Bangkok: A scandal over corporal punishment of schoolchildren in Thailand has widened with six accused teachers and caregivers turning themselves in to face criminal charges.

There are now 13 employees of the Sarasas Witaed Ratchaphruek School facing charges after the parents of 30 students complained that their children, mostly around kindergarten age, had been physically abused, said police Lieutenant General Ampol Buarubporn, the regional police commissioner overseeing the case.

Ronnarong Kawpech, a lawyer representing 30 families, said his clients filed charges of physical abuse, illegal detention and child abuse against the staff members of the school in Nonthaburi province, just outside Bangkok. They also filed separate complaints against both the school and the involved staff members seeking 5 million baht ($224,000) in compensation for each abused child.

More than 30 families accuse staff at a private school of physically abusing their children.Credit:Shutterstock

Corporal punishment is not unusual in Thai schools. The Education Ministry recently issued orders barring teachers from using physical punishment, but many reports, often including videos posted on social media, suggest the practice is still widespread.

The issue has been highlighted during a wave of political and social protests in Thailand. Secondary school students demanding educational reforms, who have organised themselves under the tongue-in-cheek name of “Bad Students”, have staged several protests against schools and the ministry. One of their demands is for the ministry to punish schools and teachers for using physical punishment of students.

The scandal over the school broke out when a parent went to consult with a staff member about a son who had developed some strange behaviour and refused to go to school.

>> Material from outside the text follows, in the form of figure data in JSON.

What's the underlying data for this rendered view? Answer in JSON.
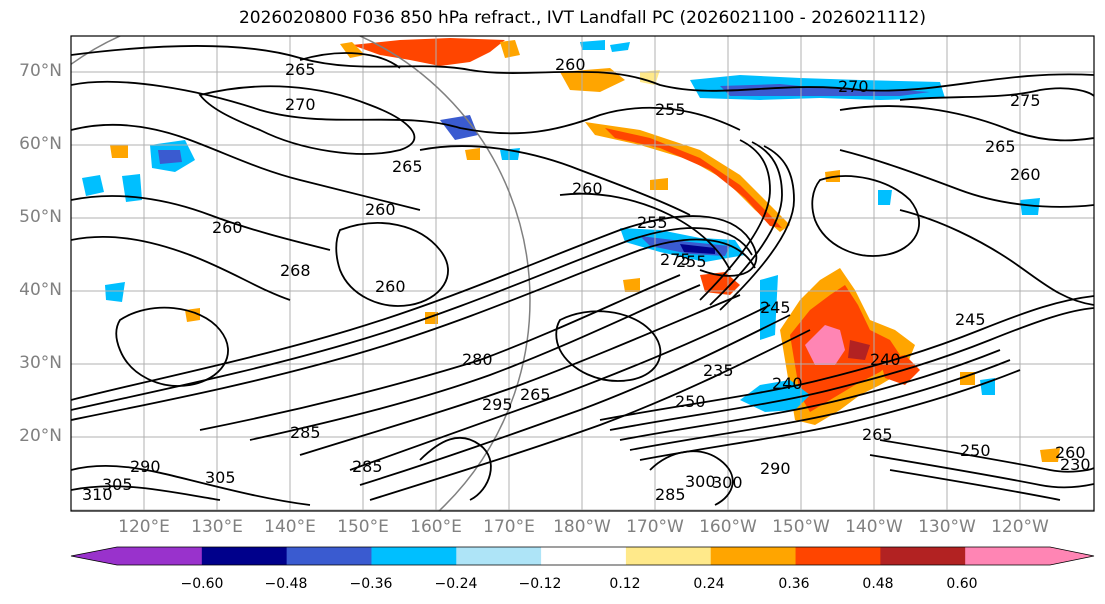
{
  "title": "2026020800 F036 850 hPa refract., IVT Landfall PC (2026021100 - 2026021112)",
  "lat_labels": [
    "70°N",
    "60°N",
    "50°N",
    "40°N",
    "30°N",
    "20°N"
  ],
  "lon_labels": [
    "120°E",
    "130°E",
    "140°E",
    "150°E",
    "160°E",
    "170°E",
    "180°W",
    "170°W",
    "160°W",
    "150°W",
    "140°W",
    "130°W",
    "120°W"
  ],
  "colorbar": {
    "colors": [
      "#9932cc",
      "#00008b",
      "#3a5bd0",
      "#00bfff",
      "#aee4f7",
      "#ffffff",
      "#ffe98a",
      "#ffa500",
      "#ff4500",
      "#b22222",
      "#ff85b4"
    ],
    "tick_labels": [
      "−0.60",
      "−0.48",
      "−0.36",
      "−0.24",
      "−0.12",
      "0.12",
      "0.24",
      "0.36",
      "0.48",
      "0.60"
    ]
  },
  "contour_labels": [
    "265",
    "260",
    "255",
    "270",
    "275",
    "265",
    "260",
    "255",
    "260",
    "265",
    "260",
    "268",
    "260",
    "245",
    "245",
    "235",
    "240",
    "250",
    "280",
    "295",
    "285",
    "285",
    "300",
    "305",
    "310",
    "290",
    "265",
    "250",
    "260",
    "270",
    "255",
    "290",
    "285",
    "300",
    "305",
    "275",
    "265",
    "260",
    "240",
    "230"
  ]
}
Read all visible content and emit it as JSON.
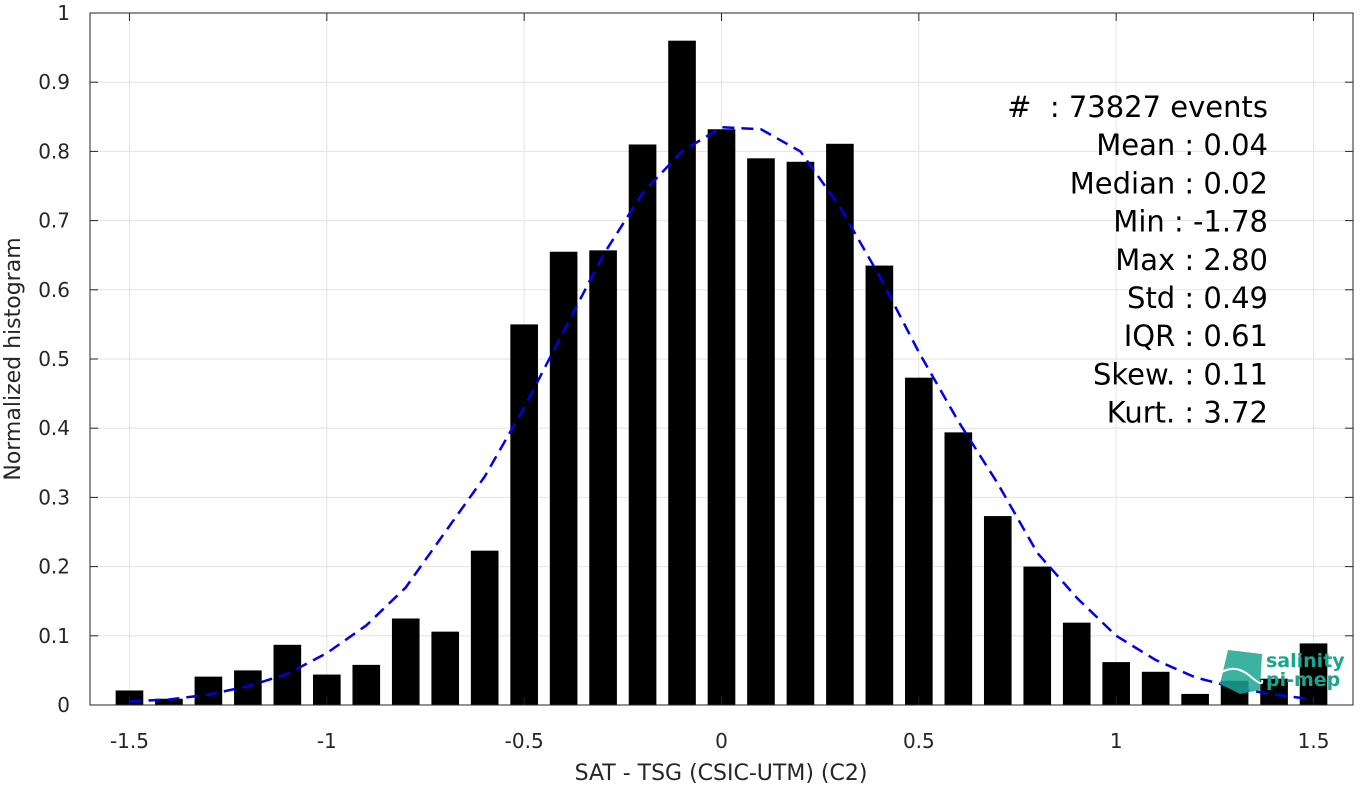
{
  "chart_data": {
    "type": "bar",
    "xlabel": "SAT - TSG (CSIC-UTM) (C2)",
    "ylabel": "Normalized histogram",
    "xlim": [
      -1.6,
      1.6
    ],
    "ylim": [
      0,
      1
    ],
    "grid": true,
    "xticks": [
      -1.5,
      -1,
      -0.5,
      0,
      0.5,
      1,
      1.5
    ],
    "xtick_labels": [
      "-1.5",
      "-1",
      "-0.5",
      "0",
      "0.5",
      "1",
      "1.5"
    ],
    "yticks": [
      0,
      0.1,
      0.2,
      0.3,
      0.4,
      0.5,
      0.6,
      0.7,
      0.8,
      0.9,
      1
    ],
    "ytick_labels": [
      "0",
      "0.1",
      "0.2",
      "0.3",
      "0.4",
      "0.5",
      "0.6",
      "0.7",
      "0.8",
      "0.9",
      "1"
    ],
    "bar_color": "#000000",
    "bar_width": 0.07,
    "x": [
      -1.5,
      -1.4,
      -1.3,
      -1.2,
      -1.1,
      -1.0,
      -0.9,
      -0.8,
      -0.7,
      -0.6,
      -0.5,
      -0.4,
      -0.3,
      -0.2,
      -0.1,
      0.0,
      0.1,
      0.2,
      0.3,
      0.4,
      0.5,
      0.6,
      0.7,
      0.8,
      0.9,
      1.0,
      1.1,
      1.2,
      1.3,
      1.4,
      1.5
    ],
    "values": [
      0.021,
      0.009,
      0.041,
      0.05,
      0.087,
      0.044,
      0.058,
      0.125,
      0.106,
      0.223,
      0.55,
      0.655,
      0.657,
      0.81,
      0.96,
      0.832,
      0.79,
      0.785,
      0.811,
      0.635,
      0.473,
      0.394,
      0.273,
      0.2,
      0.119,
      0.062,
      0.048,
      0.016,
      0.035,
      0.038,
      0.089
    ],
    "fit_curve": {
      "color": "#0000e6",
      "style": "dashed",
      "x": [
        -1.5,
        -1.4,
        -1.3,
        -1.2,
        -1.1,
        -1.0,
        -0.9,
        -0.8,
        -0.7,
        -0.6,
        -0.5,
        -0.4,
        -0.3,
        -0.2,
        -0.1,
        0.0,
        0.1,
        0.2,
        0.3,
        0.4,
        0.5,
        0.6,
        0.7,
        0.8,
        0.9,
        1.0,
        1.1,
        1.2,
        1.3,
        1.4,
        1.5
      ],
      "y": [
        0.005,
        0.008,
        0.015,
        0.027,
        0.045,
        0.075,
        0.115,
        0.17,
        0.25,
        0.33,
        0.43,
        0.54,
        0.65,
        0.74,
        0.8,
        0.835,
        0.832,
        0.8,
        0.72,
        0.62,
        0.51,
        0.41,
        0.32,
        0.22,
        0.155,
        0.1,
        0.065,
        0.04,
        0.025,
        0.015,
        0.008
      ]
    },
    "stats": [
      "#  : 73827 events",
      "Mean : 0.04",
      "Median : 0.02",
      "Min : -1.78",
      "Max : 2.80",
      "Std : 0.49",
      "IQR : 0.61",
      "Skew. : 0.11",
      "Kurt. : 3.72"
    ]
  },
  "logo": {
    "line1": "salinity",
    "line2": "pi-mep",
    "color": "#1aa58f"
  }
}
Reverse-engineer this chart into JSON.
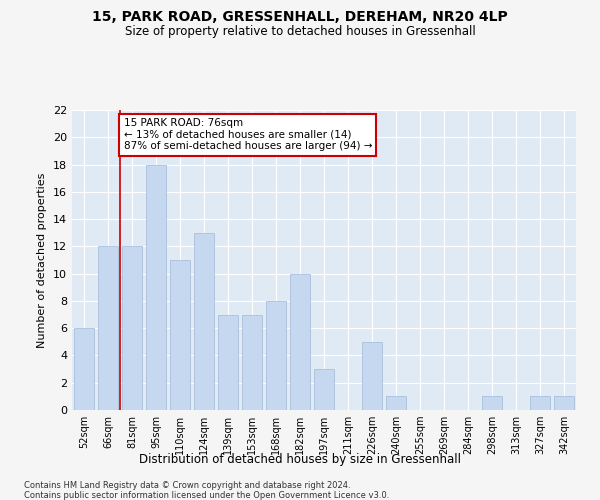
{
  "title1": "15, PARK ROAD, GRESSENHALL, DEREHAM, NR20 4LP",
  "title2": "Size of property relative to detached houses in Gressenhall",
  "xlabel": "Distribution of detached houses by size in Gressenhall",
  "ylabel": "Number of detached properties",
  "categories": [
    "52sqm",
    "66sqm",
    "81sqm",
    "95sqm",
    "110sqm",
    "124sqm",
    "139sqm",
    "153sqm",
    "168sqm",
    "182sqm",
    "197sqm",
    "211sqm",
    "226sqm",
    "240sqm",
    "255sqm",
    "269sqm",
    "284sqm",
    "298sqm",
    "313sqm",
    "327sqm",
    "342sqm"
  ],
  "values": [
    6,
    12,
    12,
    18,
    11,
    13,
    7,
    7,
    8,
    10,
    3,
    0,
    5,
    1,
    0,
    0,
    0,
    1,
    0,
    1,
    1
  ],
  "bar_color": "#c5d8f0",
  "bar_edgecolor": "#a0b8d8",
  "background_color": "#e0eaf5",
  "grid_color": "#ffffff",
  "annotation_box_text": "15 PARK ROAD: 76sqm\n← 13% of detached houses are smaller (14)\n87% of semi-detached houses are larger (94) →",
  "annotation_box_color": "#ffffff",
  "annotation_box_edgecolor": "#cc0000",
  "red_line_x": 1.5,
  "ylim": [
    0,
    22
  ],
  "yticks": [
    0,
    2,
    4,
    6,
    8,
    10,
    12,
    14,
    16,
    18,
    20,
    22
  ],
  "footnote1": "Contains HM Land Registry data © Crown copyright and database right 2024.",
  "footnote2": "Contains public sector information licensed under the Open Government Licence v3.0."
}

The staff member displayed video from a closed-circuit TV camera installed in the classroom that showed a female caregiver physically abusing the child while other staff turned a blind eye.

When other parents subsequently viewed videos, they observed similar abuses, especially in kindergarten classes.

According to lawyer Ronnarong, one caregiver was seen employing physical violence more than 20 times in videos covering just eight days.

Many of the video clips have been posted on social media, drawing attention from mainstream media. One of the most shocking ones shows a student being thrown to the floor and then having a female caregiver cover his head with a black garbage bag as he tries to run away.

Another clip shows a caregiver repeatedly push a pupil against a wall while he is trying to leave the classroom.

Piboon Yongkamol, the founder and president of the privately run chain of 49 Sarasas schools, told Thai media he had apologised to the parents, but showed little remorse for the situation. He charged that parents were making a fuss just to get money out of him, and if he were forced to close his schools, he would lose nothing financially because of the profit he could make by selling the land they are on.